To illustrate some of the issues with Clause 13, here are some real life examples, and how Clause 13 might affect them:

1. Apple vs Samsung

In this well-known Community Registered Design (CRD) case, Samsung were accused of infringing Apple’s CRD number 000181607-0001 by producing and selling the Galaxy Tab 10.1, 8.9 and 7.7.

On the face of it, the Samsung products in question do look very similar to Apple’s CRD (see below for comparative images taken from the High Court judgement):

Apple-Sammy

A lay person, maybe one making up the jury in a criminal court, would very easily be led the conclusion that Samsung had “copied the design so as to produce articles exactly or substantially to that design”, and hence might very well be led to the conclusion that, under the proposed criminal provisions, Samsung had committed an offence.

But, as most readers will know, the case is far more complicated than this. The design field for tablet computers is so dense that the scope of protection of Apple’s CRD was deemed to be extremely narrow, and Samsung’s products were not even found to “create the same overall impression” as Apple’s CRD, and so Samsung was not found to infringe the registered design.

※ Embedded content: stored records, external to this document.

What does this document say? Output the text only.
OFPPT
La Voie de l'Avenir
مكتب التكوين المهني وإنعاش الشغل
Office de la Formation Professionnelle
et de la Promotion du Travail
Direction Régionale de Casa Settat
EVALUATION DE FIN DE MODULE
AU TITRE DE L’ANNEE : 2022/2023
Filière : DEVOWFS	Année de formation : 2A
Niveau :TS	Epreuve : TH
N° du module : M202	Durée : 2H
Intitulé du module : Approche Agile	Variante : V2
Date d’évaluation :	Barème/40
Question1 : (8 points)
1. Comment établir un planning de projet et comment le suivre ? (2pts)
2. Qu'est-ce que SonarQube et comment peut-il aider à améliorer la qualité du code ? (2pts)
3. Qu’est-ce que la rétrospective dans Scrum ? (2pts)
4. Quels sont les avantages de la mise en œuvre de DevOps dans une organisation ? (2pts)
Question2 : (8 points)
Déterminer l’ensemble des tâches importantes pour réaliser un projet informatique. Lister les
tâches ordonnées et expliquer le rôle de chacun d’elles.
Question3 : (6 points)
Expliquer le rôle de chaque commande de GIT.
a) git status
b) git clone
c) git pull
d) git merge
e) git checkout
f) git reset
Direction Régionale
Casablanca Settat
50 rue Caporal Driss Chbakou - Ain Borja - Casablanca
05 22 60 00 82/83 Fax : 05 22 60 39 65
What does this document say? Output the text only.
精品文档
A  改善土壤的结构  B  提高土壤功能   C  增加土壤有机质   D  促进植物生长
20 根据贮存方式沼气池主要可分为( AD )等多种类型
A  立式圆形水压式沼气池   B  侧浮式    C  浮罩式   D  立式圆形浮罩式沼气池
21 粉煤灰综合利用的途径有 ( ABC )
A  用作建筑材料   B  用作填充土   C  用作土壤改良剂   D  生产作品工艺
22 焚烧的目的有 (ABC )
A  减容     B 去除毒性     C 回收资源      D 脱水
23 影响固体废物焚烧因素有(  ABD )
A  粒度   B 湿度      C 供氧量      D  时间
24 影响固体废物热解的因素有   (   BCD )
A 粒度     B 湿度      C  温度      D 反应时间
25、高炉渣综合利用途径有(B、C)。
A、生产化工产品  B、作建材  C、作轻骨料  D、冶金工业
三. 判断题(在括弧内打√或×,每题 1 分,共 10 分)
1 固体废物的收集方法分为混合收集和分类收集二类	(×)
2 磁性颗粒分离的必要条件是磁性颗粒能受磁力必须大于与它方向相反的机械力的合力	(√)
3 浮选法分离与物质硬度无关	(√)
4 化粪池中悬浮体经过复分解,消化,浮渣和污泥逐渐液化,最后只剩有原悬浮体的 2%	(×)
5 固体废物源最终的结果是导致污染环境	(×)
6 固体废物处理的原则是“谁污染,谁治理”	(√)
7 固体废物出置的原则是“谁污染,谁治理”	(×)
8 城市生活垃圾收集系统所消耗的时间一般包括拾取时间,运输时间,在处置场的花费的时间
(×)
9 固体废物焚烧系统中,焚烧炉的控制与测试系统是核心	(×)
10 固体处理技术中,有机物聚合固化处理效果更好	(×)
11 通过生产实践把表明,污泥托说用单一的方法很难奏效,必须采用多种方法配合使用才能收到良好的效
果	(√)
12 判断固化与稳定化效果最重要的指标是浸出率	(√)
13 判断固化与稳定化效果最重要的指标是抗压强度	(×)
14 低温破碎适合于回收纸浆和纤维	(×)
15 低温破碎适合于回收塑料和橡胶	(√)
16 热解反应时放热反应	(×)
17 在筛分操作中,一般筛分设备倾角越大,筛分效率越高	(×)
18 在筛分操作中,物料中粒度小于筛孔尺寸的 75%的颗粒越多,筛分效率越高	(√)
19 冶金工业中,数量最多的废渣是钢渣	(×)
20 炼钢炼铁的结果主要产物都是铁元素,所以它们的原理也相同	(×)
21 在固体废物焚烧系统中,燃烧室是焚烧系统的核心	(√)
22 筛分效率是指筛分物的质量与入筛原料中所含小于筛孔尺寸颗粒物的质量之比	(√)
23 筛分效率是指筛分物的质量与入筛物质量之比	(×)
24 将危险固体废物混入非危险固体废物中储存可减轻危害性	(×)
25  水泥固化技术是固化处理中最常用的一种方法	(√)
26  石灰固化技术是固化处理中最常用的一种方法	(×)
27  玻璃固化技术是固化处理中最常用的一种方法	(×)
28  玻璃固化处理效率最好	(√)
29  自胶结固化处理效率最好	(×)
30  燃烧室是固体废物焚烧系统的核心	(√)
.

Whether or not a registered design has been infringed is far from clear-cut in cases such as this. A proper comprehension of design law is essential to determine this; including an ability to consider who the informed user is, the state of the design corpus, and how this affects the scope of protection of the CRD. Only then can the possibility of infringement be considered. A criminal court simply could not expected to apply the same rigorous testing, and in this case, in the hypothetical world of copying in Clause 13, IPCopy’s view is that a finding of criminal activity would have been likely, even though infringement of the registered design did not occur!

2. Magmatic vs PMS – AKA the Trunki case (See also IPCopy’s earlier article here)

This case is a wonderful example of exactly the sort of situation that supporters of Clause 13 are hoping will be improved by the introduction of Clause 13.

PMS admittedly ‘drew inspiration’ from the Trunki design and sought to produce a low-cost version of the product. Their intention was to produce a ride-on suitcase (the Kiddee Case) with a different appearance, so that it wouldn’t infringe Magmatic’s CRD. You can see from the comparison below that PMS went to some effort to make sure that the Kiddee Case design differed from the Trunki CRD.

Trunki-not trunki

But the differences between the designs weren’t enough. Magmatic brought an action against PMS based on their CRD and based also on UK unregistered design right. The lack of any existing designs in the design corpus meant that the scope of protection offered by the CRD was remarkably broad, and PMS were found to infringe the CRD2.

However, Magmatic did not even attempt to claim that the Kiddee Case infringed the UK unregistered design right in the Trunki design as a whole (they did allege infringement of a very specific combination of aspects of the unregistered design, but were unsuccessful), presumably because Magmatic knew that it would be extremely difficult to argue that PMS had “copied the design so as to produce articles exactly or substantially to that design”.

So what use would the criminal provisions have been in this case?

PMS had not “copied the design” depicted in the CRD – indeed, they had gone to great efforts to ensure that they did not “copy” it. However, Magmatic’s CRD did exactly the job it was meant to do, which was to protect Magmatic from PMS’ attempt to ‘design around’ its CRD because it offers protection for designs that creates the same ‘overall impression’ as the CRD. The criminal provisions, which would only have come into play if PMS had “copied the design exactly or substantially”, and only if they had done so knowingly, would have had no additional benefit whatsoever.

IPcopy   25 November 2013

*at least we don’t just do this 🙂

1 and maybe we should don some kind of protective gear here because we’re about to question the correctness of the comments

2 Another example, in fact, of how the scope of a registered design might be vastly to different to what may appear to a lay person, and how important a detailed appreciation of design law is in deciding infringement.